DALLAS — After nearly two months of anticipation, the waiting is over.
Rasmus Dahlin is finally a member of the Buffalo Sabres.
The 18-year-old defenseman from Sweden was officially christened Friday night as the No. 1 overall pick of the NHL Draft by the Blue and Gold, marking the start of another new era as the Sabres try to climb out of the hinterlands of the NHL.
"On behalf of our great fans in Western New York, the Buffalo Sabres are proud to select Frolunda defenseman Rasmus Dahlin," said General Manager Jason Botterill, setting off roars in American Airlines Center.
The pick was made, Dahlin rose to his feet and hugged his mother (Asa), his father (Martin), sister (Ella) and brother (Felix).
He headed to the stage and was met there by Botterill, coach Phil Housley, owners Terry and Kim Pegula and director of scouting Ryan Jankowski and donned his blue jersey with the No. 18 on it (all draftees get handed No. 18, so don't think the Sabres are un-retiring Danny Gare's jersey).
It was the first time Kim Pegula had been on the podium to greet the club's first-round pick since she took over as team president in May following the forced resignation of Russ Brandon.
Dahlin smiled between a beaming Botterill, Housley and Terry Pegula for the photo that will go down in Sabres lore.
Kim Pegula was then scheduled to host Dahlin and his family — and all of the Sabres' picks this weekend — in the club's suites while Terry Pegula was to stay at the draft table.

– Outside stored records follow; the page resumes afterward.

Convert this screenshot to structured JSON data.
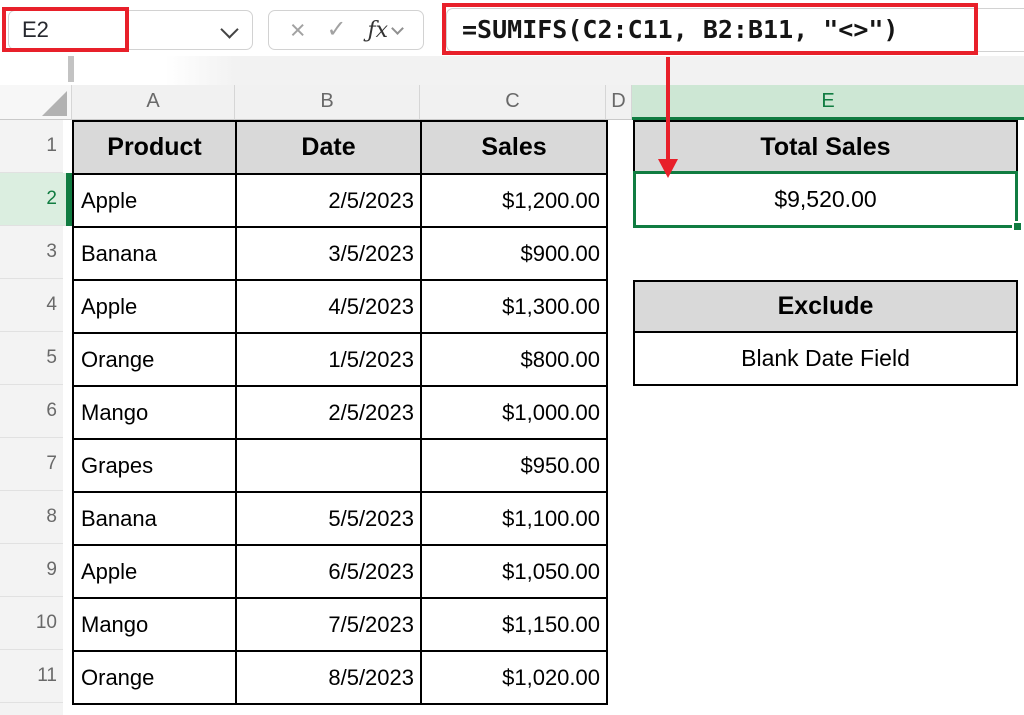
{
  "formula_bar": {
    "name_box_value": "E2",
    "formula": "=SUMIFS(C2:C11, B2:B11, \"<>\")",
    "icons": {
      "cancel": "×",
      "enter": "✓",
      "function": "ƒx"
    }
  },
  "grid": {
    "selected_cell": "E2",
    "selected_column": "E",
    "selected_row": "2",
    "column_headers": [
      "A",
      "B",
      "C",
      "D",
      "E"
    ],
    "row_headers": [
      "1",
      "2",
      "3",
      "4",
      "5",
      "6",
      "7",
      "8",
      "9",
      "10",
      "11"
    ],
    "table": {
      "headers": {
        "product": "Product",
        "date": "Date",
        "sales": "Sales"
      },
      "rows": [
        {
          "product": "Apple",
          "date": "2/5/2023",
          "sales": "$1,200.00"
        },
        {
          "product": "Banana",
          "date": "3/5/2023",
          "sales": "$900.00"
        },
        {
          "product": "Apple",
          "date": "4/5/2023",
          "sales": "$1,300.00"
        },
        {
          "product": "Orange",
          "date": "1/5/2023",
          "sales": "$800.00"
        },
        {
          "product": "Mango",
          "date": "2/5/2023",
          "sales": "$1,000.00"
        },
        {
          "product": "Grapes",
          "date": "",
          "sales": "$950.00"
        },
        {
          "product": "Banana",
          "date": "5/5/2023",
          "sales": "$1,100.00"
        },
        {
          "product": "Apple",
          "date": "6/5/2023",
          "sales": "$1,050.00"
        },
        {
          "product": "Mango",
          "date": "7/5/2023",
          "sales": "$1,150.00"
        },
        {
          "product": "Orange",
          "date": "8/5/2023",
          "sales": "$1,020.00"
        }
      ]
    }
  },
  "summary": {
    "total_sales": {
      "label": "Total Sales",
      "value": "$9,520.00"
    },
    "exclude": {
      "label": "Exclude",
      "value": "Blank Date Field"
    }
  },
  "colors": {
    "excel_green": "#107C41",
    "selected_header_fill": "#CDE7D4",
    "selected_row_header_fill": "#DBEEE0",
    "table_header_fill": "#D9D9D9",
    "annotation_red": "#E8202A"
  }
}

Dahlin becomes the third No. 1 overall pick made by the Sabres since they came into the NHL, joining Gilbert Perreault in the club's inaugural draft in 1970 and Pierre Turgeon in 1987. The 6-foot-2 defenseman from Frolunda of the Swedish Hockey League is expected to be an immediate contributor and the kind of defenseman who can instantly transform Housley's attack-based system into one that allows the Sabres to move the puck much faster up the ice.
— NHL (@NHL) June 22, 2018
The entire NHL has been focused on Dahlin as the No. 1 pick all season, but he became a daily obsession in Buffalo when the Sabres won the draft lottery on April 28. The hope is that a fortuitous bounce of ping-pong balls in a Toronto television studio could have impact on the franchise for a decade or more, immediately providing the booster shot of good luck the Sabres needed after a horribly disappointing 62-point season.
"I think Mr. Dahlin can improve pretty much 31 teams in the National Hockey League," Botterill said dryly with a smirk Friday morning during his pre-draft media briefing.
The Sabres were eager to start buildling their relationship with Dahlin, and Botterill said Friday the team was blown away by their interviews and dinner meeting with the teenager during the NHL Scouting Combine earlier this month in KeyBank Center and HarborCenter.
"A very humble man off the ice. I was very impressed with his self-assessment and what he felt he has to improve on," the GM noted. "Just the focus he has and the determination from that. I came away from the meetings very positive about him and that he will have a very impressive future in the National Hockey League."
The Sabres were not scheduled to make any more picks Friday night, but Botterill was known to be making efforts to acquire another first-round pick in a trade. Buffalo has the first pick of the draft Saturday morning, the No. 32 overall choice that opens the second round.